The story is the same for women who struggle with infertility, particularly for women with Polycystic Ovarian Syndrome (PCOS). Many women with PCOS have elevated levels of insulin, which may lead to elevated triglycerides, low levels of high-density lipoprotein (HDL), high cholesterol, blood pressure, and atherosclerosis, all of which also lead to increased risk for a heart attack or stroke.
But there’s a silver lining: according to a recent study, women who become pregnant with reproductive assistance therapies experience lower rates of future heart-related issues. The lower risk later on may be attributable to healthier lifestyle changes women often make in an effort to become pregnant, such as quitting smoking and losing weight.
What can you do to take care of your heart here and now, and in the long term? Here are some tips:
- Check in with your doctor. Get a read on key indicators for heart health, like blood pressure and cholesterol levels.

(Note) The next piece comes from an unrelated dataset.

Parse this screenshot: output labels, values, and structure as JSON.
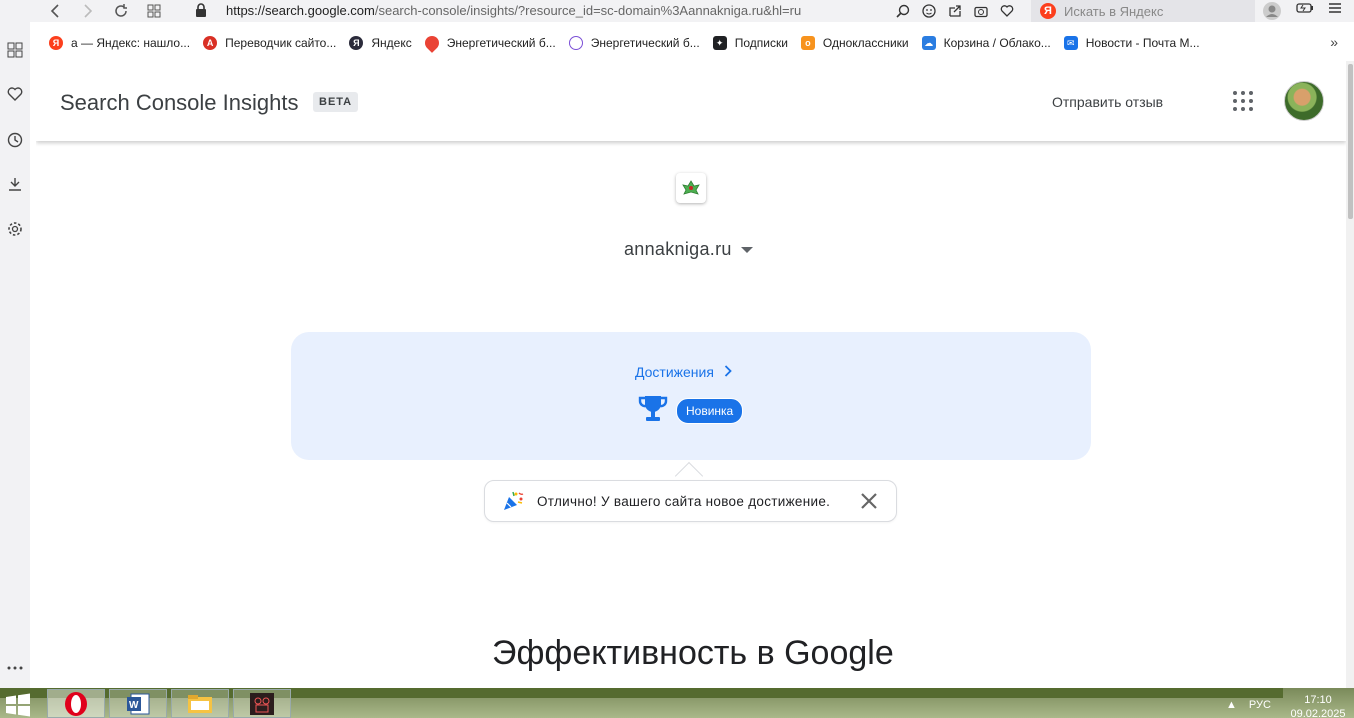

Discuss results with your doctor and make a plan to address any numbers that seem troubling.
- Quit smoking and avoid second-hand smoke. Your doctor can recommend smoking cessation programs and treatment.

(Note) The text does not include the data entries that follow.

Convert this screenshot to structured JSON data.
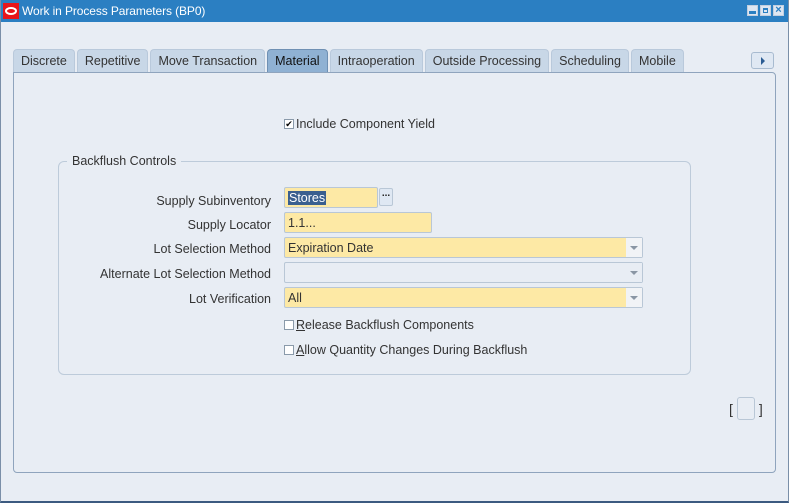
{
  "window": {
    "title": "Work in Process Parameters (BP0)",
    "controls": [
      "minimize-icon",
      "maximize-icon",
      "close-icon"
    ]
  },
  "tabs": [
    {
      "label": "Discrete",
      "active": false
    },
    {
      "label": "Repetitive",
      "active": false
    },
    {
      "label": "Move Transaction",
      "active": false
    },
    {
      "label": "Material",
      "active": true
    },
    {
      "label": "Intraoperation",
      "active": false
    },
    {
      "label": "Outside Processing",
      "active": false
    },
    {
      "label": "Scheduling",
      "active": false
    },
    {
      "label": "Mobile",
      "active": false
    }
  ],
  "tab_scroll_icon": "arrow-right-icon",
  "material": {
    "include_component_yield": {
      "label": "Include Component Yield",
      "checked": true
    },
    "backflush_controls": {
      "title": "Backflush Controls",
      "supply_subinventory": {
        "label": "Supply Subinventory",
        "value": "Stores",
        "lov_label": "..."
      },
      "supply_locator": {
        "label": "Supply Locator",
        "value": "1.1..."
      },
      "lot_selection_method": {
        "label": "Lot Selection Method",
        "value": "Expiration Date"
      },
      "alternate_lot_selection_method": {
        "label": "Alternate Lot Selection Method",
        "value": ""
      },
      "lot_verification": {
        "label": "Lot Verification",
        "value": "All"
      },
      "release_backflush_components": {
        "label_mnemonic": "R",
        "label_rest": "elease Backflush Components",
        "checked": false
      },
      "allow_quantity_changes": {
        "label_mnemonic": "A",
        "label_rest": "llow Quantity Changes During Backflush",
        "checked": false
      }
    }
  },
  "flex_field": {
    "open": "[",
    "close": "]"
  }
}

- Eat a heart-healthy diet. Fill your place with fruit, vegetables and whole grains, and cut back on salt, sugars and saturated or trans fats. Get your protein from beans, low- or fat-free dairy products, lean meats and fish.

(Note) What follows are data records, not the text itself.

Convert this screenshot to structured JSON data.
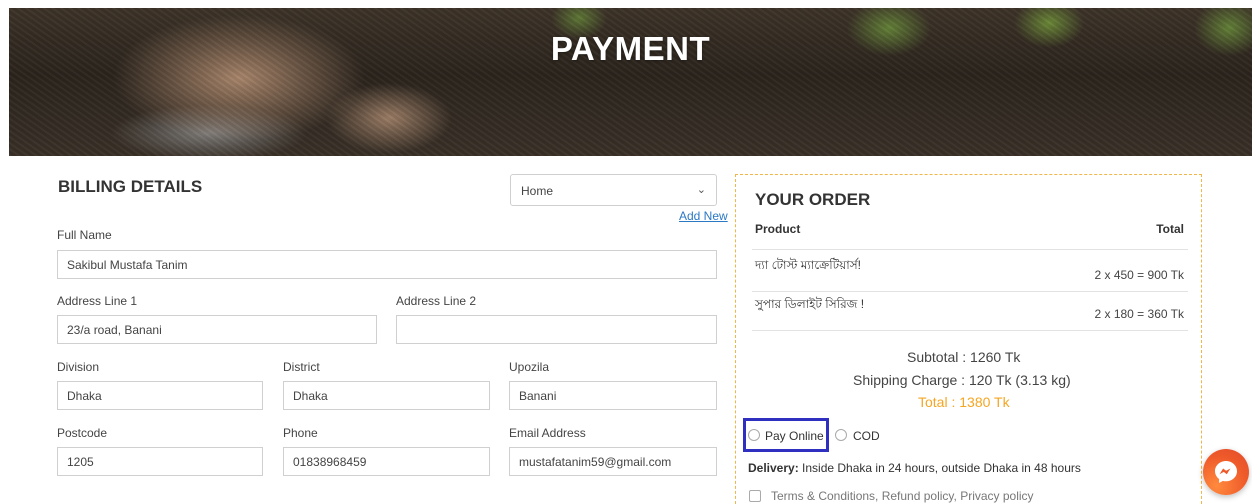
{
  "hero": {
    "title": "PAYMENT"
  },
  "billing": {
    "heading": "BILLING DETAILS",
    "address_select": {
      "value": "Home"
    },
    "add_new": "Add New",
    "full_name": {
      "label": "Full Name",
      "value": "Sakibul Mustafa Tanim"
    },
    "address_line_1": {
      "label": "Address Line 1",
      "value": "23/a road, Banani"
    },
    "address_line_2": {
      "label": "Address Line 2",
      "value": ""
    },
    "division": {
      "label": "Division",
      "value": "Dhaka"
    },
    "district": {
      "label": "District",
      "value": "Dhaka"
    },
    "upozila": {
      "label": "Upozila",
      "value": "Banani"
    },
    "postcode": {
      "label": "Postcode",
      "value": "1205"
    },
    "phone": {
      "label": "Phone",
      "value": "01838968459"
    },
    "email": {
      "label": "Email Address",
      "value": "mustafatanim59@gmail.com"
    }
  },
  "order": {
    "heading": "YOUR ORDER",
    "col_product": "Product",
    "col_total": "Total",
    "items": [
      {
        "name": "দ্যা টোস্ট ম্যাক্রেটিয়ার্স!",
        "price": "2 x  450 =  900 Tk"
      },
      {
        "name": "সুপার ডিলাইট সিরিজ !",
        "price": "2 x  180 =  360 Tk"
      }
    ],
    "subtotal": "Subtotal :  1260 Tk",
    "shipping": "Shipping Charge :  120 Tk (3.13 kg)",
    "total": "Total :  1380 Tk",
    "payment_options": [
      "Pay Online",
      "COD"
    ],
    "delivery_label": "Delivery:",
    "delivery_text": " Inside Dhaka in 24 hours, outside Dhaka in 48 hours",
    "terms": "Terms & Conditions, Refund policy, Privacy policy"
  },
  "colors": {
    "accent_orange": "#f5a623",
    "link_blue": "#2b78c5",
    "focus_blue": "#2f2fc0",
    "order_border": "#f0b64a"
  }
}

- Enjoy regular exercise that gets your heart pumping. Even just 30 minutes a day of moderate exercise like walking can help. Find activities you enjoy and make moving part of your daily routine.
- Reduce stress. All the good work you do can be undone by stress. Stress may send you right back to smoking, indulging in unhealthy food, and other negative behaviors. Learn to reduce and manage stress in ways that are healthy for you, like meditation or exercise.
- Get some sleep. Aim for a good seven to nine hours of sleep each night. If you struggle to wake up in the morning or feel sleepy throughout the day, check in with your doctor.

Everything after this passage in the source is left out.